Monday, December 8, 2008

Dumbing Down for Dummies

Amazon lists 711 titles in the "Dummies" series. The top-selling title for dummies is "Spanish for Dummies." Then Piano, Italian and Home Maintenance.

I have long resented the "Dummies" Series. The first one, 1991's "DOS for Dummies," was brilliant because DOS was arcane and no regular person understood it. So you weren't really a dummy if you bought the book.

But IDG books took the idea too far. Once IDG moved on from the initial concept, it ceased to be cute. Why does one need to call themselves a dummy just because he or she is learning a subject from scratch?

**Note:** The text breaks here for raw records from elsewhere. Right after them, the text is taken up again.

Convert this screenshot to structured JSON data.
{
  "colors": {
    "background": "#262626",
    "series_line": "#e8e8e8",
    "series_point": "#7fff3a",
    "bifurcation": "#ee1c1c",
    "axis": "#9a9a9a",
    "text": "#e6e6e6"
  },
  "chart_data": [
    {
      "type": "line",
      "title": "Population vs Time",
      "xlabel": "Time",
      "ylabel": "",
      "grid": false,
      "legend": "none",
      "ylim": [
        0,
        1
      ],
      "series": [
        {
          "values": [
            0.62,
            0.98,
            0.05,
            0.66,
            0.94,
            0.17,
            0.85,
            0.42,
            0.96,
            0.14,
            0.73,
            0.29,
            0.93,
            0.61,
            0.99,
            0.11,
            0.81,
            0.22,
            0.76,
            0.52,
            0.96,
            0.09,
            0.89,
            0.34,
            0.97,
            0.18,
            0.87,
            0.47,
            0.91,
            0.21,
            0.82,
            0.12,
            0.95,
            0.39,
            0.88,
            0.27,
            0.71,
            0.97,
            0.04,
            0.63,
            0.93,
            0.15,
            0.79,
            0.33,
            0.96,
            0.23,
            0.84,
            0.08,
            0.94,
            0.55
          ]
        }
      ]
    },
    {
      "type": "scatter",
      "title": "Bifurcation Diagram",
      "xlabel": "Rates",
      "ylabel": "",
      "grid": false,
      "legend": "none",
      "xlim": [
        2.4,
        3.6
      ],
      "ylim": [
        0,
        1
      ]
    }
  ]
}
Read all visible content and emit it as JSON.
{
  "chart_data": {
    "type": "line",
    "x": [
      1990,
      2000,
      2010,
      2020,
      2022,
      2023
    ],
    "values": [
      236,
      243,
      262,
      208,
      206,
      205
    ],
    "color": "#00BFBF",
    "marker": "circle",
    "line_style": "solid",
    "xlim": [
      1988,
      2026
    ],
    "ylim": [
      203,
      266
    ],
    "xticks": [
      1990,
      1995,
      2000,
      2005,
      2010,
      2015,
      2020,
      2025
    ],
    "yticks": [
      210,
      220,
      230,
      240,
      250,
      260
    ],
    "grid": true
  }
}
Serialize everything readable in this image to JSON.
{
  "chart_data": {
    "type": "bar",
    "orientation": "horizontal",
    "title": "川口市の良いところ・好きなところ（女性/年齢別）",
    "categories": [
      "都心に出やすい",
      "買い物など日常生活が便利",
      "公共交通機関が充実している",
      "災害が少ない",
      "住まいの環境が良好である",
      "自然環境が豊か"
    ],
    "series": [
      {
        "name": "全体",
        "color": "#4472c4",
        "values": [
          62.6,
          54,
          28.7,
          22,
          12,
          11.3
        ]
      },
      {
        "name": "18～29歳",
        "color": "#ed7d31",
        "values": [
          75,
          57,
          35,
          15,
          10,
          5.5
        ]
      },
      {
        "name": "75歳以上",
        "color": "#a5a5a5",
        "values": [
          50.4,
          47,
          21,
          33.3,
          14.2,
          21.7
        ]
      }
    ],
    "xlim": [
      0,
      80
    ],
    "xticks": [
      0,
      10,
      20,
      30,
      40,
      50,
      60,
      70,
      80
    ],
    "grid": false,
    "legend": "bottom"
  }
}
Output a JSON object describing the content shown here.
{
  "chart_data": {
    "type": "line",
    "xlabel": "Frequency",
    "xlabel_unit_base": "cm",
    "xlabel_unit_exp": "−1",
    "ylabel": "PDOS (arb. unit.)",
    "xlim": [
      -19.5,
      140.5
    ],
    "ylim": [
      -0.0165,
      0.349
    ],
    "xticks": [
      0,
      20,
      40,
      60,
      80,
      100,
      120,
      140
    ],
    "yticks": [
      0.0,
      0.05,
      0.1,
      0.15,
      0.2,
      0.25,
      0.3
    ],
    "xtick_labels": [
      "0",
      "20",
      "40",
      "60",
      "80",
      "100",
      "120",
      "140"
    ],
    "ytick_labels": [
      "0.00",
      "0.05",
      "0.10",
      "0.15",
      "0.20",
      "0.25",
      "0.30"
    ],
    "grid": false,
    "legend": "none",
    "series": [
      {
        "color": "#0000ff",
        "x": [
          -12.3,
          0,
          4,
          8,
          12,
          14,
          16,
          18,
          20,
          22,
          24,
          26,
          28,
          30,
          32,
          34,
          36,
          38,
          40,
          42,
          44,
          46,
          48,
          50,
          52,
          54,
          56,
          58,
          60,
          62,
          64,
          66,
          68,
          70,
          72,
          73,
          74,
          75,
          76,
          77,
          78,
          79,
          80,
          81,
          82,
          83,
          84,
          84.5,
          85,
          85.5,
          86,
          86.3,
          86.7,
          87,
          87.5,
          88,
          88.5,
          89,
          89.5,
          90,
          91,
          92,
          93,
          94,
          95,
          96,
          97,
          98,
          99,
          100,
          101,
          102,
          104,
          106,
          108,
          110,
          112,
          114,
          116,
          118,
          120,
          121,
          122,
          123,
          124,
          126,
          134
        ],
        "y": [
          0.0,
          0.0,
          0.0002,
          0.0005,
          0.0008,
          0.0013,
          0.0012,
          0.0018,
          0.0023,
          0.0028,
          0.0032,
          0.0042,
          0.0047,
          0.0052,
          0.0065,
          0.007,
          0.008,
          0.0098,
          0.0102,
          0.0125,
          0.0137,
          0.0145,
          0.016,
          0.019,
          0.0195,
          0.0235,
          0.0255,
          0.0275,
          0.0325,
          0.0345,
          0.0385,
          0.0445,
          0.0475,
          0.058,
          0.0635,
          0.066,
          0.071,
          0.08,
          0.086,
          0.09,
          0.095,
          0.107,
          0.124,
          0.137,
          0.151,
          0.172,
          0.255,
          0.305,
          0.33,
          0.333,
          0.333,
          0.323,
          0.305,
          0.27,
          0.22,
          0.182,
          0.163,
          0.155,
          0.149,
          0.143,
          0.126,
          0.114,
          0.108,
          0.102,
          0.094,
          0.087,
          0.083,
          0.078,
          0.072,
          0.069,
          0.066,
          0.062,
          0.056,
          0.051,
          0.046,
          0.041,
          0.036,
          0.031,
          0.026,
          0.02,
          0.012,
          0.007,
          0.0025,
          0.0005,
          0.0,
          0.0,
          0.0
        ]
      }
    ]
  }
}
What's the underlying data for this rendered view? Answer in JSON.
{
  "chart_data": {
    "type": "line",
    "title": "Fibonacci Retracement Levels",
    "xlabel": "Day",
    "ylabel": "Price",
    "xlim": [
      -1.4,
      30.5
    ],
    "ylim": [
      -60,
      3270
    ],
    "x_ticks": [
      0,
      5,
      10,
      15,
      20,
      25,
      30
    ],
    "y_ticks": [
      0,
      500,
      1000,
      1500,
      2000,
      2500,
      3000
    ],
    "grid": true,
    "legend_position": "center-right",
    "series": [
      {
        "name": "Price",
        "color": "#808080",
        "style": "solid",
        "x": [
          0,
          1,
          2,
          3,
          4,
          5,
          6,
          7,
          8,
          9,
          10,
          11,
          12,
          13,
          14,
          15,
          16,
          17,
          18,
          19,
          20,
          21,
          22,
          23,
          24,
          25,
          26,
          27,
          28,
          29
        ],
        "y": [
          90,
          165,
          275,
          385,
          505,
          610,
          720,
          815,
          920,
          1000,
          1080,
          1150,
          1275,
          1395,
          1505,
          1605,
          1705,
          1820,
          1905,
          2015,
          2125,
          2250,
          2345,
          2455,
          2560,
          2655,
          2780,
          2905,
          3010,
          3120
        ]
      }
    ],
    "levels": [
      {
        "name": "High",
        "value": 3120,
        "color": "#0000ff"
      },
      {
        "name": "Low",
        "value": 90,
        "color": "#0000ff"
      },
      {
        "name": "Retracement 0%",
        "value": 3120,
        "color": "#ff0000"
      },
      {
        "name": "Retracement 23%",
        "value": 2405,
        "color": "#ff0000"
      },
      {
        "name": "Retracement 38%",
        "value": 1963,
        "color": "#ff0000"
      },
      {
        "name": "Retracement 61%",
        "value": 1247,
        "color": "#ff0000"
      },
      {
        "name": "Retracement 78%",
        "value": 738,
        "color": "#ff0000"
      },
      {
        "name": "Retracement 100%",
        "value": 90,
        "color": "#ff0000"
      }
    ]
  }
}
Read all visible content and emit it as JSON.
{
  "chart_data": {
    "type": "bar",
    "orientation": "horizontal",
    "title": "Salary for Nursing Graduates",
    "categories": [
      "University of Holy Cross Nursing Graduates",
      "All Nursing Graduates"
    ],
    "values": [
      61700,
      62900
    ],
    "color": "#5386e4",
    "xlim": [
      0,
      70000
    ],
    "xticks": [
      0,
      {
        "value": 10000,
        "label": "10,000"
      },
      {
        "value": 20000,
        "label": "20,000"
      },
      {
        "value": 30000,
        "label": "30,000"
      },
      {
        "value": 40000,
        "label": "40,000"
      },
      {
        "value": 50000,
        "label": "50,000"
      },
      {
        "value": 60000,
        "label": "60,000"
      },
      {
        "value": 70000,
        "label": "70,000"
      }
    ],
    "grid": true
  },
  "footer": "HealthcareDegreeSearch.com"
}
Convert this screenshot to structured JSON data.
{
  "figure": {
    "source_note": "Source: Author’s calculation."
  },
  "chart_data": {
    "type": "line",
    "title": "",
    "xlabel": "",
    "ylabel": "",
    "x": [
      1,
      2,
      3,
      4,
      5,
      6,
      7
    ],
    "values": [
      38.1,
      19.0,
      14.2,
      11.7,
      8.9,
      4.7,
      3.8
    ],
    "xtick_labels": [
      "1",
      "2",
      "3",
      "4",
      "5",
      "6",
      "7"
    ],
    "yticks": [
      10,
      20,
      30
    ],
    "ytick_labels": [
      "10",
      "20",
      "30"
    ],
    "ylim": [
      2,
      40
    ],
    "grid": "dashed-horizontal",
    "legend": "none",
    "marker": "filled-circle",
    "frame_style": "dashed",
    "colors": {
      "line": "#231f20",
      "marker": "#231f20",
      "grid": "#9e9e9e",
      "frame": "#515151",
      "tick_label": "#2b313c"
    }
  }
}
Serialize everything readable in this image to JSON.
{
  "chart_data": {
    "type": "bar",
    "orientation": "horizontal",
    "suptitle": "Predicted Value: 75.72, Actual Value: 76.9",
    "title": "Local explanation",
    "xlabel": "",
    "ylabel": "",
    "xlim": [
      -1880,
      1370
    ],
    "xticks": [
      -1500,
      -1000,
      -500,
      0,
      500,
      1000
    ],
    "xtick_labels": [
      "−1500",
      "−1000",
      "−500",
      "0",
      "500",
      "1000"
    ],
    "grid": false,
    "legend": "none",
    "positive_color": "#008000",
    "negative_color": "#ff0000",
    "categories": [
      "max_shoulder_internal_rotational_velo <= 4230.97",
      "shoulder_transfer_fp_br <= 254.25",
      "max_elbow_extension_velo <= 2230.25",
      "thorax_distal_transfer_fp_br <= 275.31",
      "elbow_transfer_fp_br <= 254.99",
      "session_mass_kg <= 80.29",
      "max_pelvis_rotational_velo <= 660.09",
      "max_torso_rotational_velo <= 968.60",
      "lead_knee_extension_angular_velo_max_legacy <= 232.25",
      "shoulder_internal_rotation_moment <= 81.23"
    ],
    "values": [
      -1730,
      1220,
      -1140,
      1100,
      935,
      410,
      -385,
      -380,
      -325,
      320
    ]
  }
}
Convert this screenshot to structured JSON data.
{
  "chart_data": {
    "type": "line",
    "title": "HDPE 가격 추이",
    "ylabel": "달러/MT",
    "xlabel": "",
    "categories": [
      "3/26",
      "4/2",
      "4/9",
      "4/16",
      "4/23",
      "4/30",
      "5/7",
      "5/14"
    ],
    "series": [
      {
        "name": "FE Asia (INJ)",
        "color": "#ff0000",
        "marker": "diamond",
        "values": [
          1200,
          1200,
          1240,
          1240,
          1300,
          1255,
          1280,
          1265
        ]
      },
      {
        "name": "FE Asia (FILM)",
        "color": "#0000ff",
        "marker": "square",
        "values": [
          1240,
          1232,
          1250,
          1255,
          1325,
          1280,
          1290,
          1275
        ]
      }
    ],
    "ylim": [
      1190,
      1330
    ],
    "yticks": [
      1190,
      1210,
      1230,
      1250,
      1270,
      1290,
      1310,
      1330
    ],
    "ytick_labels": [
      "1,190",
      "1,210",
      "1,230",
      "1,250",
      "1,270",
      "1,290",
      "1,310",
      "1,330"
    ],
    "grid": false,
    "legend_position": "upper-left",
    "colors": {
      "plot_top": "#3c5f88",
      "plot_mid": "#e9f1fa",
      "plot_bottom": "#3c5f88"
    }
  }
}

I know, I know, it's supposed to be ironic, but it's just dumb. And dumb is the American way. Read Anti-Intellectualism in American Life, by Richard Hofstadter and you'll know we've been proud to call ourselves dumb for a long time. This Washington Post article calls it anti-rationalism.

Now other books are taking on the same dummy tone. And not just the copycat "Idiots' Guides." I just bought The Huffington Post Complete Guide to Blogging. The first sentence reads, "Like moving into a new home, starting a blog is like an adventure." Unless "like moving into a new home" will ignite a light bulb in my head about blogs, the authors should lose the folksy tone.

I don't need an "aw c'mon" approach to a new skill; I just need an easy-to-read manual. I don't want analogies that don't explain any of the concepts in the books. Save that for Garrison Keillor. Folksy doesn't clarify--have you heard Keillor's explanation of String Theory?

After irrelevant analogies, I hate analogies that are hammered into the ground. If the HuffPost Blogging book had gone on about drapes and moving vans, I would have thrown the book out the window.